Whenever the backfield’s brought up, UI coaches and players are quick to shake their heads in admiration, then laud about all of Romano’s traits.
“Nick and (freshman) Kiahn (Martinez), they’re special dudes. They make people miss and have the ability to take things to the house,” said sophomore Roshaun Johnson, UI’s leading returning rusher with only 99 yards.
Martinez is scat-like, a slighter back who darts through tiny seams, cuts sharply, and is unafraid to lower his shell into larger defenders. Not long back, Paul Petrino said Romano and Martinez were atop the depth chart. Scrimmages considered, it doesn’t seem like much has changed.
That doesn’t mean the others won’t see action.
“These first couple of games, it’ll be by what plays we call,” Paul Petrino said. “The whole group is gonna play, and if one of ’em is super hot, they’ll be in there the most.
“They’re all good at specific things.”
Johnson and 240-pound Aundre Carter are inside-gap specialists. Carter is UI’s best blocking back — besides unsung-hero fullbacks Logan Kendall and Luke Hyde — and has brushed aside the most tacklers during camp, a trend Paul Petrino has commended multiple times.
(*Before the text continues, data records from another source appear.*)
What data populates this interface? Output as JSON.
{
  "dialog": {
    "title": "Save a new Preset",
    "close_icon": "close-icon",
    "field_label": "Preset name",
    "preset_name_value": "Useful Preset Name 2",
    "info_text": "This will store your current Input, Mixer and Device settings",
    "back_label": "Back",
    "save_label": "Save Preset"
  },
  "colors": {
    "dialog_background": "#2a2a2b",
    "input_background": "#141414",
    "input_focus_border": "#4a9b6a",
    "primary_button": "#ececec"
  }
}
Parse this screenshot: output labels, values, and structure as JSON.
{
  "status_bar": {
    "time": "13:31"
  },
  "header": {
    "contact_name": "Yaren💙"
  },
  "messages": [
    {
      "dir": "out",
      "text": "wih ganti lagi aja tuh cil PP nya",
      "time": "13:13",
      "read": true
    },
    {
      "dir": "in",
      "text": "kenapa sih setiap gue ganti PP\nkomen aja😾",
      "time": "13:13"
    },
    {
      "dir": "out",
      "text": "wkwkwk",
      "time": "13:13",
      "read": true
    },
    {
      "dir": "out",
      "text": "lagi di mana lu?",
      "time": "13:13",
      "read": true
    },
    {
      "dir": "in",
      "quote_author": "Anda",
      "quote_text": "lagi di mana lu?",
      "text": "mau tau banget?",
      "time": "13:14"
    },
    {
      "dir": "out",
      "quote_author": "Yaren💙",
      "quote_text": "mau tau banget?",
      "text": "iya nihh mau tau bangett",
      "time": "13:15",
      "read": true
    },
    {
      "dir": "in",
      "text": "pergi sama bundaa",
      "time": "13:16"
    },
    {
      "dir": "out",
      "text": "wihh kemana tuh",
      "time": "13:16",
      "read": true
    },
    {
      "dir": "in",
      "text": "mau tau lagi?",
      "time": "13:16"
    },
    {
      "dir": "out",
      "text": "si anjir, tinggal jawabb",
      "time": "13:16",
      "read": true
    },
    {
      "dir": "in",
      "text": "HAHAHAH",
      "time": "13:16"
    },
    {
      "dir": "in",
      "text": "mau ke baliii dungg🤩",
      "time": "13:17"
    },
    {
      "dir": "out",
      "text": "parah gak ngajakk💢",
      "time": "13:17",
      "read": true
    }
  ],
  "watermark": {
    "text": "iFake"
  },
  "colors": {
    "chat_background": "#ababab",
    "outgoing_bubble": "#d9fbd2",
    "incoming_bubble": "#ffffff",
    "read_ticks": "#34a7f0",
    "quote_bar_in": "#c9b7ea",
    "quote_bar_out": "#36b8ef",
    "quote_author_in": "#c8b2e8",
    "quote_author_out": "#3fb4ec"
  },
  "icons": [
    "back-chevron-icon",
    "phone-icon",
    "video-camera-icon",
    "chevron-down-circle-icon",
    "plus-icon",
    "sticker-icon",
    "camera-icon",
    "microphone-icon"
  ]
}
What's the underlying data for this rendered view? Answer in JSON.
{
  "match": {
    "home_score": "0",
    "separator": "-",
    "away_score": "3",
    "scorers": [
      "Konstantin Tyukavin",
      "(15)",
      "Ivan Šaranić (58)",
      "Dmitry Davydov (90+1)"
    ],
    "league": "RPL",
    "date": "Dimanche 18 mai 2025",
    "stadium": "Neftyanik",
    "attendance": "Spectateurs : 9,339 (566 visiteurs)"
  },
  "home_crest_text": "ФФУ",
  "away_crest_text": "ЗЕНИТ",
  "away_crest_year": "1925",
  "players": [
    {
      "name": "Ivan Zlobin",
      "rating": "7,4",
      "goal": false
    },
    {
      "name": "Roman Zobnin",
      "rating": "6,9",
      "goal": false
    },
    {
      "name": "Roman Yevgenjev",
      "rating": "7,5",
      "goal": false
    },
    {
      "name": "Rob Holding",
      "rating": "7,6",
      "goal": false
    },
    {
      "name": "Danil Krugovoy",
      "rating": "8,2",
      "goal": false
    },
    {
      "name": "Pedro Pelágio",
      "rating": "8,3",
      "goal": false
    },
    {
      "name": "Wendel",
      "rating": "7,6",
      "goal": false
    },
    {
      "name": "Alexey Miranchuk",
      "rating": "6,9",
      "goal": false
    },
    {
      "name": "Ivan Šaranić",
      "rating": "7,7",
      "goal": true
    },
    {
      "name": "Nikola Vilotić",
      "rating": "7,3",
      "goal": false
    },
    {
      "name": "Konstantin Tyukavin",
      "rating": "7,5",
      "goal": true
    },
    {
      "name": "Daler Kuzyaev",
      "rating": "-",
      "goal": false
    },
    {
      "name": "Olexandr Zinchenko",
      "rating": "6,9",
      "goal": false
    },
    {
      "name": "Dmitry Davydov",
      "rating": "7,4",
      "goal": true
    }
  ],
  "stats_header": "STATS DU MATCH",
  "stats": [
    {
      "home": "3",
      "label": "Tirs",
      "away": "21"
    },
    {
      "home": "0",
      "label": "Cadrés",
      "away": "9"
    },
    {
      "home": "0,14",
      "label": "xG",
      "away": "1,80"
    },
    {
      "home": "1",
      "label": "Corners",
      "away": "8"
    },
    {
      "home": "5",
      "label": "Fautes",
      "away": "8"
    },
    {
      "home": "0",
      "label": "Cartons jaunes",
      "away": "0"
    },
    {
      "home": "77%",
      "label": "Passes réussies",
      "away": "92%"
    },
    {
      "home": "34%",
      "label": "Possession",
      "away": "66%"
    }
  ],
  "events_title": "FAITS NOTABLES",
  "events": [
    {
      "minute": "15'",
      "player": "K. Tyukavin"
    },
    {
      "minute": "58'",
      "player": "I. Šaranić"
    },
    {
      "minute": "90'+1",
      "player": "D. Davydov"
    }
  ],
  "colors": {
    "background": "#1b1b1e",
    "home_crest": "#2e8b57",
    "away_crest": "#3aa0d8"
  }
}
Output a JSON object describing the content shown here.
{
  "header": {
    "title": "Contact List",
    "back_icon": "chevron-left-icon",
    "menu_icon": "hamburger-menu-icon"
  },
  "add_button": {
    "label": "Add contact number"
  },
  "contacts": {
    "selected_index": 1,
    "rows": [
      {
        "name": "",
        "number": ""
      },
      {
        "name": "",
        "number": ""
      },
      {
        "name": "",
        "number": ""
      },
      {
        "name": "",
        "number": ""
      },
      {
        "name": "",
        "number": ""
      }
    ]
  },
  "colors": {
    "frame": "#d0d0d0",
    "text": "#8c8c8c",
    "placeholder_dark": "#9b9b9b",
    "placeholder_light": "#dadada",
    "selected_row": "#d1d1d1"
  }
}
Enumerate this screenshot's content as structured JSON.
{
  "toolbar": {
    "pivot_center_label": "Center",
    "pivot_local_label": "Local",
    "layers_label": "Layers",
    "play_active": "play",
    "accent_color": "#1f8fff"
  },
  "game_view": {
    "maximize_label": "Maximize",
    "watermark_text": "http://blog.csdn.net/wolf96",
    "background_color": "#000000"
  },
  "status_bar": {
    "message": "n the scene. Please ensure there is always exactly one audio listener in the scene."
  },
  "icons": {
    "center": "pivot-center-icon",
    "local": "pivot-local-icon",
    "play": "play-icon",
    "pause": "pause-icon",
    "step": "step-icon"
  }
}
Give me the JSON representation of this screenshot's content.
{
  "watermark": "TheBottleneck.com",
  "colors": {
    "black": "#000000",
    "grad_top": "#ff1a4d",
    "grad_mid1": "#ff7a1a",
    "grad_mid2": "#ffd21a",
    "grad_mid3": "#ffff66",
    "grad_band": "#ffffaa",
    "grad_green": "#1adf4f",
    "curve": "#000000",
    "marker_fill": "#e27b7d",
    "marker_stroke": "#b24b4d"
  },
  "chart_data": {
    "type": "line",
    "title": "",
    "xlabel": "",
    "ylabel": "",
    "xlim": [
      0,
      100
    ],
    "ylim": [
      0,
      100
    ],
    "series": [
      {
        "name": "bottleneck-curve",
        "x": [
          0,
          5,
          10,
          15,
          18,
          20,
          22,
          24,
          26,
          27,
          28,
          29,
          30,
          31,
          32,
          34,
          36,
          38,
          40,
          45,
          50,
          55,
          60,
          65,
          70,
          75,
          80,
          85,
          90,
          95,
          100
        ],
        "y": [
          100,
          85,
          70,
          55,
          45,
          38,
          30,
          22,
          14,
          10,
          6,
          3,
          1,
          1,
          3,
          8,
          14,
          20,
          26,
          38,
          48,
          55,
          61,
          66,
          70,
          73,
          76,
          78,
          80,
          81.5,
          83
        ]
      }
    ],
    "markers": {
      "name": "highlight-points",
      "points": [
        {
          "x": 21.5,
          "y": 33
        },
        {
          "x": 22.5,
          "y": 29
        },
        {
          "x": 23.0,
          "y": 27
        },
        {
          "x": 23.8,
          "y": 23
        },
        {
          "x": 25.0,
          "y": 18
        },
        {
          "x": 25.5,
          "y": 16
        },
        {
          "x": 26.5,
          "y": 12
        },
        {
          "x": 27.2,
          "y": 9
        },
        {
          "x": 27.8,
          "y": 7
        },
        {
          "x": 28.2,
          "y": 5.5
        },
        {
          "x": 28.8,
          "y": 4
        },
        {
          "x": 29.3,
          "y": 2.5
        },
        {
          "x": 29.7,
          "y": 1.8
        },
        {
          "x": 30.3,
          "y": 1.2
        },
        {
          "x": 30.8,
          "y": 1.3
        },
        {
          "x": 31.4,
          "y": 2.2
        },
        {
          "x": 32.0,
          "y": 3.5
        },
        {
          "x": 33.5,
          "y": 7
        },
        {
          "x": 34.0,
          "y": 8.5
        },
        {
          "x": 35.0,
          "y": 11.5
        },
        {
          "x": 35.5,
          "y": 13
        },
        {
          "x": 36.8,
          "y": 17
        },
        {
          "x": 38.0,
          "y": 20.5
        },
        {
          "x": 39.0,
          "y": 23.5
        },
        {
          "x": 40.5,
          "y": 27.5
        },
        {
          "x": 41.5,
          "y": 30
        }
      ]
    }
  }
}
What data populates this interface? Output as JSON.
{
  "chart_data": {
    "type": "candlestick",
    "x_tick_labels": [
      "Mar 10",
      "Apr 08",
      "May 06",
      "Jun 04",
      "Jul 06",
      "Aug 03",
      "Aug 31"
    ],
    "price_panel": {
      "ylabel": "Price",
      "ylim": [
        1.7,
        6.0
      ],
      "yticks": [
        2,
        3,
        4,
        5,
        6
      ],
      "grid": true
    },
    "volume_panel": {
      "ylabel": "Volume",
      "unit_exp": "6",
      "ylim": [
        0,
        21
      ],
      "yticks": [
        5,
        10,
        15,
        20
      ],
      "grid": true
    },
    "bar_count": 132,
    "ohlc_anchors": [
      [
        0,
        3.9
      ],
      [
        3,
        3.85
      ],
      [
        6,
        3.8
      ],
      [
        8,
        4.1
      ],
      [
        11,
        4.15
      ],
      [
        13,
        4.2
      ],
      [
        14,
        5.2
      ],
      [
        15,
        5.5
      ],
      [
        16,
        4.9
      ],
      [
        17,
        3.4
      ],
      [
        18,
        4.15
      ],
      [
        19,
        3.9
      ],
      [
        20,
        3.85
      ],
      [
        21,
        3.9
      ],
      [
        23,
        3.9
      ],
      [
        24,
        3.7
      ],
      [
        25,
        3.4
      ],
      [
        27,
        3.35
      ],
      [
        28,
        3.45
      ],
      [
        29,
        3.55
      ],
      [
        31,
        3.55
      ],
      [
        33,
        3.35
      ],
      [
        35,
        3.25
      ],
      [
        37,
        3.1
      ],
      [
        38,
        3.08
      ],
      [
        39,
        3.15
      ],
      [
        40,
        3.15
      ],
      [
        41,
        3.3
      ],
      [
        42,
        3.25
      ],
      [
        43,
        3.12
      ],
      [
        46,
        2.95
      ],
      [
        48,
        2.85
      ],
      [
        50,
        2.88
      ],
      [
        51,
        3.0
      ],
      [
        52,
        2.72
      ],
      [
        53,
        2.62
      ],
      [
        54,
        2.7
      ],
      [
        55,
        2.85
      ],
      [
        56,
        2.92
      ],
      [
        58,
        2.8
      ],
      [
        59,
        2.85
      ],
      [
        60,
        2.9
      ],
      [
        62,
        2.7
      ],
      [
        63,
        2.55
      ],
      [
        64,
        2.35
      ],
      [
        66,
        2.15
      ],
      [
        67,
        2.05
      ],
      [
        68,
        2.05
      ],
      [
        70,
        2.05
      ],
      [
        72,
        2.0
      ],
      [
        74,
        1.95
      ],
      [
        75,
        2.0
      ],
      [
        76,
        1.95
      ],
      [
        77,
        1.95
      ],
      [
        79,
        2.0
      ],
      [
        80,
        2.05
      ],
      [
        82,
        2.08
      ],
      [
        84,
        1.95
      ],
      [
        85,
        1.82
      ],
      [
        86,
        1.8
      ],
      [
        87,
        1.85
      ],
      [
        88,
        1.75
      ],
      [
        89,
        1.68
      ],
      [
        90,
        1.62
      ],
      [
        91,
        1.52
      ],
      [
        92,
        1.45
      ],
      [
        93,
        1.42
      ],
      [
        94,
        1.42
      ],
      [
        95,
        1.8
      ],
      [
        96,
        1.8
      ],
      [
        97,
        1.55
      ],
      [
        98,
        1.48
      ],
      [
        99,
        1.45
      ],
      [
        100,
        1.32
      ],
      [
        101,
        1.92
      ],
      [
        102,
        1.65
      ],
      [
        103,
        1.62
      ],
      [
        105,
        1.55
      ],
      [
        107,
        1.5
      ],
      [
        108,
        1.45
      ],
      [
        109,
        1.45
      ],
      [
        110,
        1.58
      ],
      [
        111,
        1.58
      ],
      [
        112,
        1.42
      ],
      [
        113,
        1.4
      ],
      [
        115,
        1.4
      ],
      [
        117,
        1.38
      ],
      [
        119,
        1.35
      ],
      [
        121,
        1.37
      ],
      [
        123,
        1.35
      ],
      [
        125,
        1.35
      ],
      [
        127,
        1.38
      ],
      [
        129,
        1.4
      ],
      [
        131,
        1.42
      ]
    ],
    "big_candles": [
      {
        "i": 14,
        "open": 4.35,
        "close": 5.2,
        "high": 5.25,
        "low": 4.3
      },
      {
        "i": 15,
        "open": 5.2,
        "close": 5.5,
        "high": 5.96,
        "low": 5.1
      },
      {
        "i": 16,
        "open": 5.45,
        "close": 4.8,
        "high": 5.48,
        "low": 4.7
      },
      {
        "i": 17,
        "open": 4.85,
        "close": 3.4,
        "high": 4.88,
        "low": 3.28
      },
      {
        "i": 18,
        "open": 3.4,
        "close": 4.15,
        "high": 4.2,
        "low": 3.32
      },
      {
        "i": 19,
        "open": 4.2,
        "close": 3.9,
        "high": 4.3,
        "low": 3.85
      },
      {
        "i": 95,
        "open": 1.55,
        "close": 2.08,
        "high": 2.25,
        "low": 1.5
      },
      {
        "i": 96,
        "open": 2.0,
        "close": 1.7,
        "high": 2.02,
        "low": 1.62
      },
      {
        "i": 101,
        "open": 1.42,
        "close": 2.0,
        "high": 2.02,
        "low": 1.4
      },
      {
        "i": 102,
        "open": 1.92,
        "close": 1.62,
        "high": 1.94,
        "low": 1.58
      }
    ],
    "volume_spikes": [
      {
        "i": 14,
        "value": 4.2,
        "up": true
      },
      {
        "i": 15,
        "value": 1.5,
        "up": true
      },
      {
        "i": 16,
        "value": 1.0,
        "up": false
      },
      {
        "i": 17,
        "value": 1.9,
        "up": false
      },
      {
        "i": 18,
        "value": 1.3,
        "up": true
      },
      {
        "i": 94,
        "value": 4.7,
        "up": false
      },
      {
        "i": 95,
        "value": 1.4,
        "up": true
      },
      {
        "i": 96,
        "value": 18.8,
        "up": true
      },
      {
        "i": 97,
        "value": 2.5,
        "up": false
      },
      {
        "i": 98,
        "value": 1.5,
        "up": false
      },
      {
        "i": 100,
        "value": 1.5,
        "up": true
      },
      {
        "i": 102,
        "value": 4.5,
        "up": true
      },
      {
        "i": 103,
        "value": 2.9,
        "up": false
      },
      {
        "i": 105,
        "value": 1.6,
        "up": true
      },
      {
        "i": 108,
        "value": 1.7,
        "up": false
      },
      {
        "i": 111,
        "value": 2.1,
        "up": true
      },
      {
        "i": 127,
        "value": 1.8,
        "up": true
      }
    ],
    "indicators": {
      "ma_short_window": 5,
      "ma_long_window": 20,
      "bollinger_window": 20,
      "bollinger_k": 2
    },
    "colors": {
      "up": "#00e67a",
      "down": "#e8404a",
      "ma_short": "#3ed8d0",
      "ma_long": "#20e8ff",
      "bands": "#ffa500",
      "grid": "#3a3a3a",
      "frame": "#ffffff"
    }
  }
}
Tack on junior Dylan Thigpen, a balanced runner who was expected to play a key role in 2018 before a spring-ball knee injury sidelined him until this summer. He’s led the pack in rushing a few times in live-tackle periods because he can read a defensive line well.
“Early on, (depth) makes it harder on me, so I’ll play ’em all to make sure the right guy’s in there,” said Paul Petrino, who hopes to nail down that spot at about the same time as quarterback.